In Making the Mummies Dance, Thomas Hoving's memoir of his time in charge of the Metropolitan Museum, Hoving defends the Sculls against those that attacked them. "Bob and Ethel were the ultimate 1960s New York nouveau-riche, social-climbing art couple. Or so the trendy, bitchy press claimed. They also happened to be vibrant, funny, raw, and invigorating—a welcome antidote to many of the stuffy types I had to pursue."

 

The men--nearly all Jewish--who deployed the insult were attacking women, Jewish and non-Jewish, and, it is clear, homosexuals, the two groups traditionally most at home in the art world. As Jewish art dealer Andre Emmerich told an interviewer, until the late 1950s Americans were suspicious of art. "Art was for women and fairies, bluntly . . . Anglo-Saxon males didn't fuss with art."

 

Jewish men in the arts were unusual for being heterosexual, and they knew it. Unlike the Anglo-Saxons, their culture did not denigrate art as a field unfit for straight men.
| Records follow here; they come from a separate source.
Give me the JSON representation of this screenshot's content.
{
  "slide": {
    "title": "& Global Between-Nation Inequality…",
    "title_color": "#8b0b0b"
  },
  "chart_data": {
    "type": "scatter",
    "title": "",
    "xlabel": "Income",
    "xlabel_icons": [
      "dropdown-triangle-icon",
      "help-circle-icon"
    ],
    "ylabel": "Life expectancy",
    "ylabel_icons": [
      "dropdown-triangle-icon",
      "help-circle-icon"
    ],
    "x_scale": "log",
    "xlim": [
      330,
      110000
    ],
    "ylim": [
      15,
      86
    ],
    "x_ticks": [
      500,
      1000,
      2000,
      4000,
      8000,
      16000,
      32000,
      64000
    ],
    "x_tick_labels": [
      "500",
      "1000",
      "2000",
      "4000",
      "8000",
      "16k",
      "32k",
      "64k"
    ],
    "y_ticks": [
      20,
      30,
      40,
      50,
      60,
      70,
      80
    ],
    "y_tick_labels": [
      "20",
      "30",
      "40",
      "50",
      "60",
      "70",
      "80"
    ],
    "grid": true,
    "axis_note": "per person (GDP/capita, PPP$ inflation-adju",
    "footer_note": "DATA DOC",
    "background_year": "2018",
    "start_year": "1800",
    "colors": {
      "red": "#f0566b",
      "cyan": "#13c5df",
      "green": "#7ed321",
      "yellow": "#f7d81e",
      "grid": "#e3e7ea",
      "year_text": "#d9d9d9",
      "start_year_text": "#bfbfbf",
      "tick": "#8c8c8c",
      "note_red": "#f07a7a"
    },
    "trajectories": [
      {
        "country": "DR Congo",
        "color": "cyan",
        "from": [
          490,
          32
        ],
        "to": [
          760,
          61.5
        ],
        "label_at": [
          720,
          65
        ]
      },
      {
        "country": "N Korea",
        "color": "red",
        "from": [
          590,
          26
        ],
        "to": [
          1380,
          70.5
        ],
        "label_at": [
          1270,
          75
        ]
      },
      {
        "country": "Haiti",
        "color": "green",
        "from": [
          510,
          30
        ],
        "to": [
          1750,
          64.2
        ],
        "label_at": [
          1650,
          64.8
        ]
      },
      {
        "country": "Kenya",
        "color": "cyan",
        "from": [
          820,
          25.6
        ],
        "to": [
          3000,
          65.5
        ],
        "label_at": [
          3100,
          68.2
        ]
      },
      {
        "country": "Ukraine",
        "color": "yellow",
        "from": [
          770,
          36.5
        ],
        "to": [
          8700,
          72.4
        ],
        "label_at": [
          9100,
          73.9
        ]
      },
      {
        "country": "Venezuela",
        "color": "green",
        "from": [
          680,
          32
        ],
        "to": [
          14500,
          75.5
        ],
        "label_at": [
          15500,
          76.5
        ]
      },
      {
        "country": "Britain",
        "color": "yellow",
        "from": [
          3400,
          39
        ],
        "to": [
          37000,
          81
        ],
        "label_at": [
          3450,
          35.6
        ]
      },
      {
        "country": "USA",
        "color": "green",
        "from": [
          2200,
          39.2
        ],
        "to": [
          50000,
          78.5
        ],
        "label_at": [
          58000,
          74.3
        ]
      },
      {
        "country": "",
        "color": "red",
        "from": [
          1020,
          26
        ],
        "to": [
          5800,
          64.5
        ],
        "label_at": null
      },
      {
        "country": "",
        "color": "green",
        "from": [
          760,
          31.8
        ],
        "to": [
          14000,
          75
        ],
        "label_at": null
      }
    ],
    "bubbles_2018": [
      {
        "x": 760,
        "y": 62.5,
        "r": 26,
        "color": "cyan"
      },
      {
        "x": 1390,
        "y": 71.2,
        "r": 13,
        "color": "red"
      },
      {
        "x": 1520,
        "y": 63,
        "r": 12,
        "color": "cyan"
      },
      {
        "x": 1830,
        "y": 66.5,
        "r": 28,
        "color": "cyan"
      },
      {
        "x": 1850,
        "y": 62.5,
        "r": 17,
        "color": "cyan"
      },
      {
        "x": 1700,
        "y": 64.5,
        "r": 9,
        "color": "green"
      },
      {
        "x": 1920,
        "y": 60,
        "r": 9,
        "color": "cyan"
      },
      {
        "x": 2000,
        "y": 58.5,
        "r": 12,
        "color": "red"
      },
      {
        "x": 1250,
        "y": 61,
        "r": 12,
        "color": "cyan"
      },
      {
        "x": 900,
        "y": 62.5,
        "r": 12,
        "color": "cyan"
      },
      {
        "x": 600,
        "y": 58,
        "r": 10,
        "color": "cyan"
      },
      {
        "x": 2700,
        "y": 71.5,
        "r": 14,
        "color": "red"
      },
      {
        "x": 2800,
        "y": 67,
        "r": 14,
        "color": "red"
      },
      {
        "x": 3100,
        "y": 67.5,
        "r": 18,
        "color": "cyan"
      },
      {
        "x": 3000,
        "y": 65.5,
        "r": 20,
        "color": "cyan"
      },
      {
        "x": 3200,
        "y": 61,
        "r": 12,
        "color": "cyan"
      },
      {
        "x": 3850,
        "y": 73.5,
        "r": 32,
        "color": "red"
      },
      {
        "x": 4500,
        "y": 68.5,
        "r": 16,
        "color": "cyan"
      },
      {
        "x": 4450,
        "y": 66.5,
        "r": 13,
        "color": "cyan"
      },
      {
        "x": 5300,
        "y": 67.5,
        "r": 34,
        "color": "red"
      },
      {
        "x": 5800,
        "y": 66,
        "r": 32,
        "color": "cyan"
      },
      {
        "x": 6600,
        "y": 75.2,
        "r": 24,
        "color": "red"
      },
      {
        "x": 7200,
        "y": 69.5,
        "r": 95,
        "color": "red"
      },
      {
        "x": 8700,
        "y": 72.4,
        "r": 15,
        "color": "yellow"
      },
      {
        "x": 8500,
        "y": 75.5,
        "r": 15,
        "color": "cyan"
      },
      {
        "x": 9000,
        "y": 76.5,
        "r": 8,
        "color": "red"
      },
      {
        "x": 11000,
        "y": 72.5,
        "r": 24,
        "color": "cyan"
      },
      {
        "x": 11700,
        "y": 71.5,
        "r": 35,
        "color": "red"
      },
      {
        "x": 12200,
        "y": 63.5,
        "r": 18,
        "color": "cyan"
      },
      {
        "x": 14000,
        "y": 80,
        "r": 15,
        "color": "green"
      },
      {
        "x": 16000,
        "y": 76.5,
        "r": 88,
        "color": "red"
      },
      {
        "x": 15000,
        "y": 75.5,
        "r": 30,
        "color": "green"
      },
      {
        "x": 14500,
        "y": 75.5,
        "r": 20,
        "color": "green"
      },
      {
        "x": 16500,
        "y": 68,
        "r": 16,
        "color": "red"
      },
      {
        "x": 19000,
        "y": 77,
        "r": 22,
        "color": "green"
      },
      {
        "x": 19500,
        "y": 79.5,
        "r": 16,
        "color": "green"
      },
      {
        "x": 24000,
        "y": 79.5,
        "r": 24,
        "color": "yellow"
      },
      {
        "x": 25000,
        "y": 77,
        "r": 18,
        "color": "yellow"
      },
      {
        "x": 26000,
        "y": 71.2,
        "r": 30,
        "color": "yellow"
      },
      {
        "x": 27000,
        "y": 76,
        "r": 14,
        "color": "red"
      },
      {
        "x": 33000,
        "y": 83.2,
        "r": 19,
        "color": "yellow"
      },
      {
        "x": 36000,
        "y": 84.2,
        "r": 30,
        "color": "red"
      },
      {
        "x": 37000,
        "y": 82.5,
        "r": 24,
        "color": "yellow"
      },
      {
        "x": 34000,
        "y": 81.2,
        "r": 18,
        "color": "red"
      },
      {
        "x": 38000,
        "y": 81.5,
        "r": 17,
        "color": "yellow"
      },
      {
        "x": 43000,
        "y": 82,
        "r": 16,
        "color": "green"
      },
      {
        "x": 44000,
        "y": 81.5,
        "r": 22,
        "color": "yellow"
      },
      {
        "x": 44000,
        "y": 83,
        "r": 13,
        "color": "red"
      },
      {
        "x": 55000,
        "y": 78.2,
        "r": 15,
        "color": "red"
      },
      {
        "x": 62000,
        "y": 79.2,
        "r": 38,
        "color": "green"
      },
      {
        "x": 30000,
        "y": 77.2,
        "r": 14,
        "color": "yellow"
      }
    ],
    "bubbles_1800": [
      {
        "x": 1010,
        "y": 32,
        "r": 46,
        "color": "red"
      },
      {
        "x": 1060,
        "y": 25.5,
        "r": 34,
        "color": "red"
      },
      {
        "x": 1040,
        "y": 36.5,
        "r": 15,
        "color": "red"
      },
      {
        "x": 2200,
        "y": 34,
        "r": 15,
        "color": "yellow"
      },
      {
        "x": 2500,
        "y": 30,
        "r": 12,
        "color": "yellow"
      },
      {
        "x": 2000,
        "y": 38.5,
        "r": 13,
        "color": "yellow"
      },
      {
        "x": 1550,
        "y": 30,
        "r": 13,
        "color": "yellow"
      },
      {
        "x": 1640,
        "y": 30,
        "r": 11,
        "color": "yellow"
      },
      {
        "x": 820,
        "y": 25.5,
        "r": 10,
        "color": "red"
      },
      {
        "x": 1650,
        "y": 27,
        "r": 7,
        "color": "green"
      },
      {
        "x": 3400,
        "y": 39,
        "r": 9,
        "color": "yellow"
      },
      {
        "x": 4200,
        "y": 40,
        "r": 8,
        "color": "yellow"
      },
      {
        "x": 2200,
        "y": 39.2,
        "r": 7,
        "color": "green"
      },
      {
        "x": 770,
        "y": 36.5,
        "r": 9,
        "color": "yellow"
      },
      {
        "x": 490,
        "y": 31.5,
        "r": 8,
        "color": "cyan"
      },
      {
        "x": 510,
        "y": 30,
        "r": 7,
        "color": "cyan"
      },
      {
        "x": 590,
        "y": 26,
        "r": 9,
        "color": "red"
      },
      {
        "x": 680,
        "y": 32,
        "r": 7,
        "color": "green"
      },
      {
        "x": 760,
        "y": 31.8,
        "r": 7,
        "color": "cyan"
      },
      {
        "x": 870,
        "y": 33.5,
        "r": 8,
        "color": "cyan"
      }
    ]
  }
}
Ben Heller, one of the greatest collectors of the postwar era, credited Fieldston, the high school of the Jewish-founded Ethical Culture School, for nuturing his interest in art. "In a school like Fieldston, it was legitimate for a male to be interested in the arts." Other Fieldston alums included artists Paul Brach and Cleve Gray, born Ginsberg. 

 

Women and gay men were clearly seen as obstacles to and foes of Jewish art-world manhood. Both were viewed as unfriendly to coarse Jewish male behavior and manners, which they viewed as proof of Jewish philistinism and boorishness. This is what Jacobs is getting at when he complains of those that equated Hirshhorn's lack of polish with his supposed inability to appreciate art. Hoving made the same point regarding the Sculls. It was the bitchy press and the bitchy putdown--terms widely understood as code for gay men--that sought to exclude the rough new Jews of the art world. Sam Green, a friend of the non-Jewish Pop art collector Emily Tremaine, might have been one of the people Jacobs and Hoving had in mind. He felt the Sculls were "really scummy lower Manhattan Jewish hustlers."

 

The Jews were intent on making sure they were viewed that way. One example of this combative Jewish approach, which sought inclusion without assimilation, is offered by historian Oscar Handlin, who in 1940 joined the faculty at Harvard. Handlin "made no effort to disguise his brilliance, lower-class origins or religious background . . . he seized every opportunity to differ."

 

Postwar art Jews adopted the same strategy. For example, they loved to curse. Obscene language signaled their rough manliness, as against an arty refinement that overlapped with stereotypical female or gay behavior. In 1961, Milton Resnick screamed at the artist Club, "What is this stuff, involvement? I never saw it! I don't know what the fuck it looks like. I'm sick of it! I'm not involved! I'm not committed! I shit on those fucking lousy stupid words!" Al Held didn't "care whether Pollock fucked that day when he painted Number One or didn't fuck that day, or if he was drunk the night before or wasn't drunk the night before." Walter Gutman, art collector and finance whiz famous for his eccentric investing newsletter, felt Jewish art dealers were clever and non-Jewish, not. Ivan Karp had a "good 'Yiddish kopf'" and Sidney Janis was "always an extraordinary businessman." Charles Egan and Richard Bellamy, on the other hand, were "Fuck-ups." When minimalist artist, Carl Andre, told Artforum editor Philip Leider not to move his magazine to New York because the city would corrupt him, Leider replied, "Who in the fuck do you think you are, I'm as much of  a New Yorker as you are! More so, in fact, I was born and raised there; you come from Quincy, Massachussetts." In 1961, David Solinger engineered the Jewish take-over of the board at the Whitney Museum. When an interviewer asked him, how do you define artistic quality, Solinger replied, "It's like, uh, how do you define fucking?"

 

This was all part of the well-known ordeal of civility spelled out in John Murray Cuddihy's Ordeal of Civility: Freud, Marx, Levi-Strauss, and the Jewish Struggle With Modernity. In the Jewish art world, that title could be rewritten as Ordeal of Civility: Scull, Hirschhorn, Solinger, and the Jewish Struggle Against the Bitchy.